The remaining Assignments of Error deal with the Court’s charge to the jury. Generally speaking, the correctness of a Court’s charge to a large extent depends upon the proof adduced before the jury. This case must be retried and just what proof will be produced at that trial is a matter of some speculation. For us to rule on the alleged errors in this charge based on the proof now before us would be both futile and advisory. Therefore, we preter-mit ruling upon the remaining Assignments of Error.

However, we are constrained to comment upon one of them. Counsel for appellant faults the Trial Judge for not charging the jury the doctrine of comparative negligence, that is, the principle that damages are to be assessed and offset upon a scale of degrees of negligence of the plaintiff and the defendant. Such is not the Tennessee rule for the assessment of damages and we cannot help but wonder how a minor, as in this case, is better off under some sort of “comparative negligence” law rather than Tennessee law which presumptively places this minor plaintiff’s capabilities for negligence at “0”.
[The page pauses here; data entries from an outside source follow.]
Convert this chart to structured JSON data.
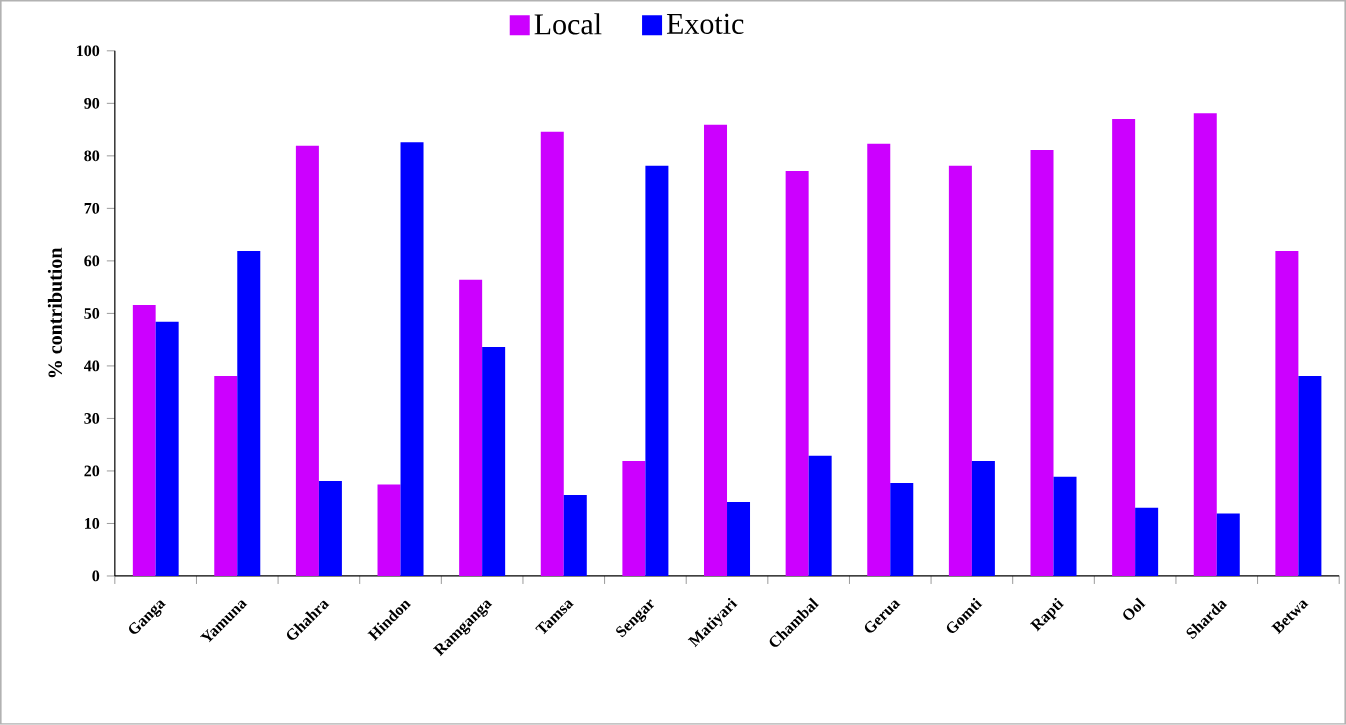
{
  "chart_data": {
    "type": "bar",
    "ylabel": "%  contribution",
    "categories": [
      "Ganga",
      "Yamuna",
      "Ghahra",
      "Hindon",
      "Ramganga",
      "Tamsa",
      "Sengar",
      "Matiyari",
      "Chambal",
      "Gerua",
      "Gomti",
      "Rapti",
      "Ool",
      "Sharda",
      "Betwa"
    ],
    "series": [
      {
        "name": "Local",
        "color": "#cc00ff",
        "values": [
          51.6,
          38.1,
          81.9,
          17.4,
          56.4,
          84.6,
          21.9,
          85.9,
          77.1,
          82.3,
          78.1,
          81.1,
          87.0,
          88.1,
          61.9
        ]
      },
      {
        "name": "Exotic",
        "color": "#0000ff",
        "values": [
          48.4,
          61.9,
          18.1,
          82.6,
          43.6,
          15.4,
          78.1,
          14.1,
          22.9,
          17.7,
          21.9,
          18.9,
          13.0,
          11.9,
          38.1
        ]
      }
    ],
    "ylim": [
      0,
      100
    ],
    "yticks": [
      0,
      10,
      20,
      30,
      40,
      50,
      60,
      70,
      80,
      90,
      100
    ],
    "legend": "top"
  }
}
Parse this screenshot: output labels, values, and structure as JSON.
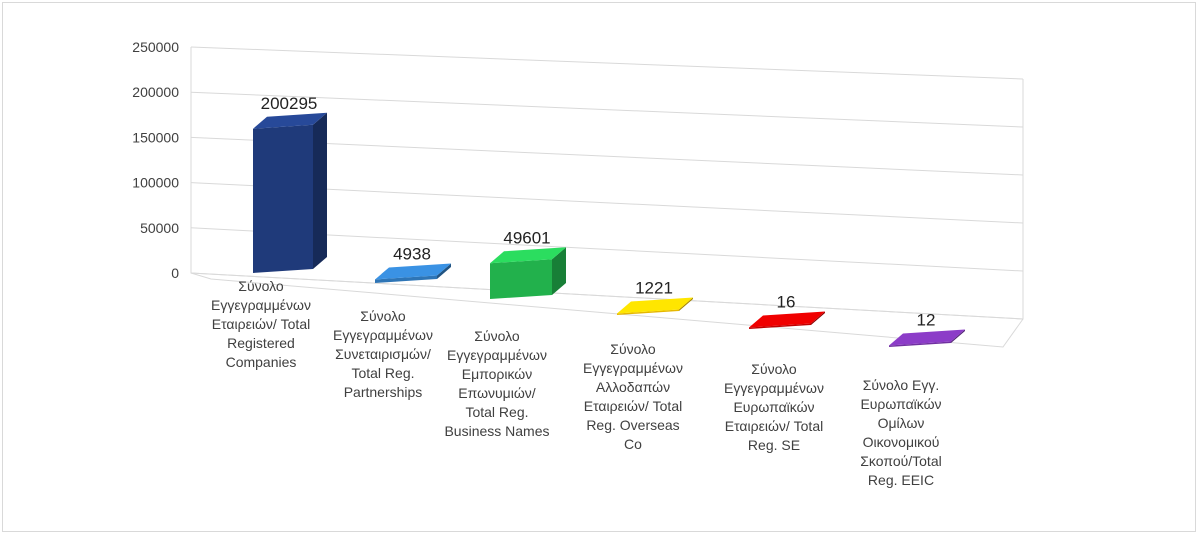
{
  "chart_data": {
    "type": "bar",
    "style": "3d-column",
    "categories": [
      [
        "Σύνολο",
        "Εγγεγραμμένων",
        "Εταιρειών/ Total",
        "Registered",
        "Companies"
      ],
      [
        "Σύνολο",
        "Εγγεγραμμένων",
        "Συνεταιρισμών/",
        "Total Reg.",
        "Partnerships"
      ],
      [
        "Σύνολο",
        "Εγγεγραμμένων",
        "Εμπορικών",
        "Επωνυμιών/",
        "Total Reg.",
        "Business Names"
      ],
      [
        "Σύνολο",
        "Εγγεγραμμένων",
        "Αλλοδαπών",
        "Εταιρειών/ Total",
        "Reg. Overseas",
        "Co"
      ],
      [
        "Σύνολο",
        "Εγγεγραμμένων",
        "Ευρωπαϊκών",
        "Εταιρειών/ Total",
        "Reg. SE"
      ],
      [
        "Σύνολο Εγγ.",
        "Ευρωπαϊκών",
        "Ομίλων",
        "Οικονομικού",
        "Σκοπού/Total",
        "Reg. EEIC"
      ]
    ],
    "values": [
      200295,
      4938,
      49601,
      1221,
      16,
      12
    ],
    "data_labels": [
      "200295",
      "4938",
      "49601",
      "1221",
      "16",
      "12"
    ],
    "colors": [
      "#1f3a7a",
      "#2e75b6",
      "#22b14c",
      "#e6b800",
      "#c00000",
      "#7030a0"
    ],
    "ylim": [
      0,
      250000
    ],
    "yticks": [
      0,
      50000,
      100000,
      150000,
      200000,
      250000
    ],
    "ytick_labels": [
      "0",
      "50000",
      "100000",
      "150000",
      "200000",
      "250000"
    ],
    "grid": true,
    "title": "",
    "xlabel": "",
    "ylabel": ""
  }
}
For the reasons given, the judgment below is reversed and the case remanded for a new trial with costs there to await the outcome of the new trial.

Costs of appeal are adjudged against ap-pellee.

Honorable Lloyd Tatum, by designation of the Supreme Court of Tennessee, took part in the hearing of this appeal in the absence of Judge Kirby Matherne.

Done at Jackson in the two hundred and second year of our Independence and in the one hundred and eighty-third year of our Statehood.

SUMMERS, J., and TATUM, Special Judge, concur.